Antonio Franja

Personal information
- Date of birth: 8 June 1978 (age 47)
- Place of birth: Zagreb, Croatia
- Height: 1.79 m (5 ft 10 in)
- Position: Winger

Senior career*
- Years: Team / Apps / (Gls)
- 1997–1998: Samobor / 4 / (0)
- 1998–1999: Croatia Sesvete / 20 / (3)
- 1999–2000: Hrvatski Dragovoljac / 20 / (3)
- 2000–2002: NK Zagreb / 52 / (16)
- 2002–2003: Bursaspor / 19 / (3)
- 2003–2004: NK Zagreb / 23 / (2)
- 2004–2005: Inter Zaprešić / 20 / (2)
- 2005–2006: Vitória Setúbal / 14 / (1)
- 2006–2007: Šibenik / 12 / (3)
- 2007–2008: Jeonbuk Hyundai / 13 / (3)

= Antonio Franja =

Croatian footballer (born 1978)

Antonio Franja (born 8 June 1978) is a Croatian former professional footballer who played as a winger.

==Career==
Franja been through football school NK Dinamo Zagreb. As a junior he signed with NK Croatia Zagreb (Dinamo ). He later went on a loan to NK Croatia Sesvete and as a 20 year old player he won the best second division player trophy. He then moved to NK Hrv. Dragovoljac for only one season. Then he signed with NK Zagreb and in 2001–02 season they won the championship. In the 2002–03 season he was signed to Turkish club Bursaspor. Franja moved to Portugal in the summer of 2005 to Vitória de Setúbal, where he remained for one season before returning to Croatia to play for HNK Šibenik.
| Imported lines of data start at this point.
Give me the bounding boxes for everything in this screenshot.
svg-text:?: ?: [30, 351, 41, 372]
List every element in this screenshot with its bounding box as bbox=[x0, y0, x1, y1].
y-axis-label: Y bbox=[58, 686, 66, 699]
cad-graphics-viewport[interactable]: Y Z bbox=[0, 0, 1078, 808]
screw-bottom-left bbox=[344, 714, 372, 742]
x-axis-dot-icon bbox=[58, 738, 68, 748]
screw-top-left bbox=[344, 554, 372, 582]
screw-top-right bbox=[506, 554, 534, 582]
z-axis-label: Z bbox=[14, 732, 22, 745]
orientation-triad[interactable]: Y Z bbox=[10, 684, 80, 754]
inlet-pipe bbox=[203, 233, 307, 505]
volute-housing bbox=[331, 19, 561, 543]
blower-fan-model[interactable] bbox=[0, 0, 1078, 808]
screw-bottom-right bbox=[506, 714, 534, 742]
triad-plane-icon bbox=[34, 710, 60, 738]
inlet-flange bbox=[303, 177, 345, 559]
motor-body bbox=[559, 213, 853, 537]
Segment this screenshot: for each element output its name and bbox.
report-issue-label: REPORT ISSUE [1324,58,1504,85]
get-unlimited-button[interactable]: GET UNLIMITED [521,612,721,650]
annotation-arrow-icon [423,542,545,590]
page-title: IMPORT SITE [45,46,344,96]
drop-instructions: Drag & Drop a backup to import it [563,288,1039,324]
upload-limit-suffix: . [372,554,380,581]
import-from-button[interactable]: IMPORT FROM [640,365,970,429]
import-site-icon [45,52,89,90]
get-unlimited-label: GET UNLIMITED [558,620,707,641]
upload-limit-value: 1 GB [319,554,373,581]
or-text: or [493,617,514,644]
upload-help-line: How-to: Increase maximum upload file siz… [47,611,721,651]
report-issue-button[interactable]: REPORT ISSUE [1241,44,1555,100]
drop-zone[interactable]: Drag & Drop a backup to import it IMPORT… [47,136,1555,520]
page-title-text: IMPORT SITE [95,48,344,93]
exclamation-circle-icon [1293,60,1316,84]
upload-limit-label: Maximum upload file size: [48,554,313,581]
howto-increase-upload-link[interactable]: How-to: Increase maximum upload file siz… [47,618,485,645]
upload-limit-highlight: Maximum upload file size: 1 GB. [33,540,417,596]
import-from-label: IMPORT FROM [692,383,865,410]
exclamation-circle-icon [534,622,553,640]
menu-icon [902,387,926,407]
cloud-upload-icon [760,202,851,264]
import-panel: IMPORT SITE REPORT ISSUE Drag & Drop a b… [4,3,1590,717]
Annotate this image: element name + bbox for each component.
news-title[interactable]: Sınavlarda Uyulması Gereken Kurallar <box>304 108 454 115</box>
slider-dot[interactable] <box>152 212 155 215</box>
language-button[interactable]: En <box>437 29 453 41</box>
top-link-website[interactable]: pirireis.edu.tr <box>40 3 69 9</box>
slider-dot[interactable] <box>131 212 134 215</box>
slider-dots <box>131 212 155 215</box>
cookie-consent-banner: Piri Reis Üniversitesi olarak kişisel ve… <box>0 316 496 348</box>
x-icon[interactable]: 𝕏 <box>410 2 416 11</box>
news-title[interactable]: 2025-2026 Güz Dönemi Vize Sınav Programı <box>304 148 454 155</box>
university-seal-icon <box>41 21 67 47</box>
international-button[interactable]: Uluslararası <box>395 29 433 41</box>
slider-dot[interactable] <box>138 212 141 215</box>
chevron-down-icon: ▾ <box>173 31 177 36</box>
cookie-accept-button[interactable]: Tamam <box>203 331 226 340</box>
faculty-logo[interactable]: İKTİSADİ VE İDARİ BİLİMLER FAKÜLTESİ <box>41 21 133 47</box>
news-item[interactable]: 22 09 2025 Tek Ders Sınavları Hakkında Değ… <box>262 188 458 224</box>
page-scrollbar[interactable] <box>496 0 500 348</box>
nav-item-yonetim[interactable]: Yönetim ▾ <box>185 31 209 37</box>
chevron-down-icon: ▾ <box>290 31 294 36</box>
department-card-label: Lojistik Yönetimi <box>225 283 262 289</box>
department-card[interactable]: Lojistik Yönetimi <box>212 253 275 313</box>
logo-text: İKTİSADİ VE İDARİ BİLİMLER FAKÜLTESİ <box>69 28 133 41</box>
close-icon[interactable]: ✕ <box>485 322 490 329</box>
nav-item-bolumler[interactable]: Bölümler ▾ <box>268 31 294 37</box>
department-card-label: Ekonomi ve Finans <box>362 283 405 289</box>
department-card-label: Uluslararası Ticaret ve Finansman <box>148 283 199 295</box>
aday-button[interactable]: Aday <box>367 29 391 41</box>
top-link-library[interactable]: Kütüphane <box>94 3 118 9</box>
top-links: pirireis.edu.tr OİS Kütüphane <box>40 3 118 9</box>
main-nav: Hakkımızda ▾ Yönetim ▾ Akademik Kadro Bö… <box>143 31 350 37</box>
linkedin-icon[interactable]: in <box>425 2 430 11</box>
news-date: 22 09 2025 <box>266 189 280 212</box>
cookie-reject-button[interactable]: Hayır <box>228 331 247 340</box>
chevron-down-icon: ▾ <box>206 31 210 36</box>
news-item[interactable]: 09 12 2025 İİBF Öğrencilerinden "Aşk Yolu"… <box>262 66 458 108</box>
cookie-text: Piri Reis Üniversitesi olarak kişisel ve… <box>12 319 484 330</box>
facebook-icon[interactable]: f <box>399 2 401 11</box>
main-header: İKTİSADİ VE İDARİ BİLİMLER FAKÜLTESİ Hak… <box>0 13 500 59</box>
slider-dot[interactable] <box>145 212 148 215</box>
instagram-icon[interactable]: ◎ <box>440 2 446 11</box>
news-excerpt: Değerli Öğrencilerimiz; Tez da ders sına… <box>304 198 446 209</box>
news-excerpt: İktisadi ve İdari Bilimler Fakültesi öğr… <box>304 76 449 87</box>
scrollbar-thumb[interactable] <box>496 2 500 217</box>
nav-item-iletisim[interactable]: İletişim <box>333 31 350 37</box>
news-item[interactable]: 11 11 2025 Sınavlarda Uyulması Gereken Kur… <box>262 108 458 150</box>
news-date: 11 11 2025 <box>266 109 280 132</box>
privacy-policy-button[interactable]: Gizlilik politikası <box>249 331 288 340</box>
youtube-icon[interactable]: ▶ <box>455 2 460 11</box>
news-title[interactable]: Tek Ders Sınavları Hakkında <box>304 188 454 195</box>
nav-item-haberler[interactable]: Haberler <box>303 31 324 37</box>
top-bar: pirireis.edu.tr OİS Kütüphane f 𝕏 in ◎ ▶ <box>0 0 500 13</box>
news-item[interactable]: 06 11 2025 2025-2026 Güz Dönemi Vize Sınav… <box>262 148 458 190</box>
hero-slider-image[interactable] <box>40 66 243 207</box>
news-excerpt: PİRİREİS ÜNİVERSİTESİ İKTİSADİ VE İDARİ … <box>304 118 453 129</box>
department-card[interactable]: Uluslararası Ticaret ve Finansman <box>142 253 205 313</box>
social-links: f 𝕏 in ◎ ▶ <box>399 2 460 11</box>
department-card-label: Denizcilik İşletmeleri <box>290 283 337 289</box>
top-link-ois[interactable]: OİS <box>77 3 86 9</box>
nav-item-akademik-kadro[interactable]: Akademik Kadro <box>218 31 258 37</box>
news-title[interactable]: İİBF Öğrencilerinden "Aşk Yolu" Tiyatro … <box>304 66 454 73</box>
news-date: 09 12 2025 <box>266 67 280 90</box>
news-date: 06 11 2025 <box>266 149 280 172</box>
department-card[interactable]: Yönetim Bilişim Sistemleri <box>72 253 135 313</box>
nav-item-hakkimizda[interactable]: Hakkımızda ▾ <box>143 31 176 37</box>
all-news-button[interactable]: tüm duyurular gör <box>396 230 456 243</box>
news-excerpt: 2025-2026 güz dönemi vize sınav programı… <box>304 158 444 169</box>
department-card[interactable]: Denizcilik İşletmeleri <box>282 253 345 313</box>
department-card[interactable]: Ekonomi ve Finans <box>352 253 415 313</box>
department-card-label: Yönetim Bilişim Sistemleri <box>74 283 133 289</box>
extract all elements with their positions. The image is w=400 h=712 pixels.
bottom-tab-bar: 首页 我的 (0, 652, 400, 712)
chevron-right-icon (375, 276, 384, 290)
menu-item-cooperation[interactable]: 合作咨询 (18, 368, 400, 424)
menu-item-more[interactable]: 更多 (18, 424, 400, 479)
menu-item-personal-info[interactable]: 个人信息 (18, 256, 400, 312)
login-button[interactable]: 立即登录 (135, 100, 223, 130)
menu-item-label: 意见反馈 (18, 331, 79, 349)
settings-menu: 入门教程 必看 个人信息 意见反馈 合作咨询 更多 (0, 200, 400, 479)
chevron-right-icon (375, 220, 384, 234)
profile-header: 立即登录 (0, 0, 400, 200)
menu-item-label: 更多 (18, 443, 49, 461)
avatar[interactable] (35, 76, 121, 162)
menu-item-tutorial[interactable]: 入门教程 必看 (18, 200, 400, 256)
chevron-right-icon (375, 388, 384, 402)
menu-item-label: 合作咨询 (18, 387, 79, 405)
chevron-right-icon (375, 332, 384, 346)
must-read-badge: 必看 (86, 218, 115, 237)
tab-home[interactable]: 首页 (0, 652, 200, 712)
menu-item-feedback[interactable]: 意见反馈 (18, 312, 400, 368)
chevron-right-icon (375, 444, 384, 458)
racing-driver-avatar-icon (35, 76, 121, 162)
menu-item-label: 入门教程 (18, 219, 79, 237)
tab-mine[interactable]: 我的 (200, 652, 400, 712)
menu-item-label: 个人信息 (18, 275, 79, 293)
Franja's only first team goal came on 6 January 2006, in a Primeira Liga game against C.D. Nacional.

Franja was part of the Vitória de Setúbal side who played in the 2005 Supertaça Cândido de Oliveira, and reached the final of the 2005–06 Taça de Portugal.

For the 2007–08 season he signed with Jeonbuk Hyundai Motors in South Korea and after one year he returned to Croatia where he stopped playing professional football and started playing Futsal first division for MNK Uspinjaca. He finished his career in MNK Futsal Dinamo where he continued to work in the club.